Christenverfolgung: Aufstehen gegen das Unrecht

Die heute weltweit am meisten bedrohte Religionsgemeinschaft ist die Christenheit.

Die Anschläge auf koptische Christen in Ägypten wenige Tage vor Ostern haben ein makabres Opfer-Ranking bestätigt: Die heute weltweit am meisten bedrohte Religionsgemeinschaft ist die Christenheit. In manchen Ländern wie dem Irak steht eine über Jahrhunderte hinweg lebendige christliche Tradition vor der Auslöschung.  

Gleichwohl haben etwa die Christen in Ägypten über Generationen hinweg weitgehend unbehelligt und in teils guter Nachbarschaft mit den Muslimen leben können – als eine auch vom Koran ausdrücklich geschützte Minderheit. Umso deutlicher zeigen die Terrorattacken auf koptische Kirchen vom vorigen Sonntag, dass es den Tätern darum geht, Hass zu schüren, so die Gesellschaft zu destabilisieren und das Staatsgefüge zu erschüttern.
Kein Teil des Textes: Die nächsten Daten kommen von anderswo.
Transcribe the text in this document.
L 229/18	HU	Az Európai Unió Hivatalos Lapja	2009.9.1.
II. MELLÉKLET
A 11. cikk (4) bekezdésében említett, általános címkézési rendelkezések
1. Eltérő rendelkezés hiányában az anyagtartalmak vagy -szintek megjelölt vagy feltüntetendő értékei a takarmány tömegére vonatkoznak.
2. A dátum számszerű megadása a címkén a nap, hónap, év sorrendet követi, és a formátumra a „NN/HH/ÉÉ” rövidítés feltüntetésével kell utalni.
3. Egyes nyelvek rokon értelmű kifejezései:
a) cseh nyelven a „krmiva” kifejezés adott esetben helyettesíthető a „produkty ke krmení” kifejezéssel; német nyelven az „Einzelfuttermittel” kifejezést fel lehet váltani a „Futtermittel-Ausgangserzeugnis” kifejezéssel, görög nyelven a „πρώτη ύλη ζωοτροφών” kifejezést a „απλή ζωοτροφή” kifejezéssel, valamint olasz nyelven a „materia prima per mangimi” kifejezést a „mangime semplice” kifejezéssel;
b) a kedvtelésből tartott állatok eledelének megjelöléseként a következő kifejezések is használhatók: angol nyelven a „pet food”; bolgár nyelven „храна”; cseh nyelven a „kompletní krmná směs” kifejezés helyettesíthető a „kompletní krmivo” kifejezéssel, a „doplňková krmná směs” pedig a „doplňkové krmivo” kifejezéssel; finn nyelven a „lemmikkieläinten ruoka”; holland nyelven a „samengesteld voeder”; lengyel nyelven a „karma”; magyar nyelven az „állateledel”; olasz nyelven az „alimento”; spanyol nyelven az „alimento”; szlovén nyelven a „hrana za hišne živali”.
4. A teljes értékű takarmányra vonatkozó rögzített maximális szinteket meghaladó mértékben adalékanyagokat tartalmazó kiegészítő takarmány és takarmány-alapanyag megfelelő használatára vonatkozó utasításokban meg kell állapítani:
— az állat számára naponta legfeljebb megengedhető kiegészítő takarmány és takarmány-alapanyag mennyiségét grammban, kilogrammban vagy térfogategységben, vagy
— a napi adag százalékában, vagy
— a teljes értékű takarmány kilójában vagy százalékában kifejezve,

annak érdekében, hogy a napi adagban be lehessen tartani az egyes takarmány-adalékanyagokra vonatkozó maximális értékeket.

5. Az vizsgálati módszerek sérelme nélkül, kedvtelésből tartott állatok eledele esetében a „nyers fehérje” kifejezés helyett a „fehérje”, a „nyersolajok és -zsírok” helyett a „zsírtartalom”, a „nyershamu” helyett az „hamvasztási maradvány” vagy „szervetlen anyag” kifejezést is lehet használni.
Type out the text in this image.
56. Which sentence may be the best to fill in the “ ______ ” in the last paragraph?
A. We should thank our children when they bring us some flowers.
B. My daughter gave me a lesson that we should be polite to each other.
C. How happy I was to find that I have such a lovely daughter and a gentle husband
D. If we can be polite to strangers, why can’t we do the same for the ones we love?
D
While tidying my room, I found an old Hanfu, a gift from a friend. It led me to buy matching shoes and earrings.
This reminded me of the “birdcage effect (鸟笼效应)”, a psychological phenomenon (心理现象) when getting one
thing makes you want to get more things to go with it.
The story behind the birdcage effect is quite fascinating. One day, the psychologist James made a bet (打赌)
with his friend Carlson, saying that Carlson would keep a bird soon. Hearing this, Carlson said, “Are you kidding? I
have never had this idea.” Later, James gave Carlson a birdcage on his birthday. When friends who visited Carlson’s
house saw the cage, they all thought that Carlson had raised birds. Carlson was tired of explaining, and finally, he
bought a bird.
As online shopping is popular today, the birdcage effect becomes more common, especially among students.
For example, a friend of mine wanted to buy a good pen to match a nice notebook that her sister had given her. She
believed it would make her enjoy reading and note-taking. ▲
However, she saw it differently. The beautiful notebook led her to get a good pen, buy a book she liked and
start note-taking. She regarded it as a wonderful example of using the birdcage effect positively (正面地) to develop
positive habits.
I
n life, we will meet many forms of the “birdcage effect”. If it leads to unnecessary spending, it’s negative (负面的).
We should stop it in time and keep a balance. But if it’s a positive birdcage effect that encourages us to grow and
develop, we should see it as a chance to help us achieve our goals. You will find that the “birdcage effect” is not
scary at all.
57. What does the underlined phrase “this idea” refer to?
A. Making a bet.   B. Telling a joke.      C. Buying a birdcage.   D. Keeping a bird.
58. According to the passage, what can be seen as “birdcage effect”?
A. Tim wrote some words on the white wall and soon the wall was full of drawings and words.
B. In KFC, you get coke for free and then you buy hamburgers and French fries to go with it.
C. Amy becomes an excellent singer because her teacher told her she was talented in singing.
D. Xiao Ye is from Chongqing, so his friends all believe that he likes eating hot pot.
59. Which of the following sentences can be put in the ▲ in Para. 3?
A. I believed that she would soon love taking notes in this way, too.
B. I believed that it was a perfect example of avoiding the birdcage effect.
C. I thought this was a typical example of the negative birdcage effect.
Wer Gotteshäuser attackiert und Menschen umbringt, die sich zum Gebet versammeln, der mag „Gott ist groß“ skandieren und aus dem Koran Belegstellen für einen vermeintlich gottgefälligen Kampf gegen die „Ungläubigen“ herbeten. Diese „Gotteskrieger“ sind dennoch nur gemeine Kriminelle. Ihnen ist nichts heilig, noch nicht einmal die Glaubensüberlieferung, der sie vorgeblich verpflichtet sind.

Mangel an Solidarität

Diese entscheidende Differenz zwischen dem Islam als Religion und dem Islamismus als politische Ideologie oder Terror-Doktrin darf nicht unter den Tisch fallen, damit die Christenverfolgung – ein seit der Antike hoch emotional besetzter Begriff – nicht zur „inneren Angelegenheit“ der Kirchen wird.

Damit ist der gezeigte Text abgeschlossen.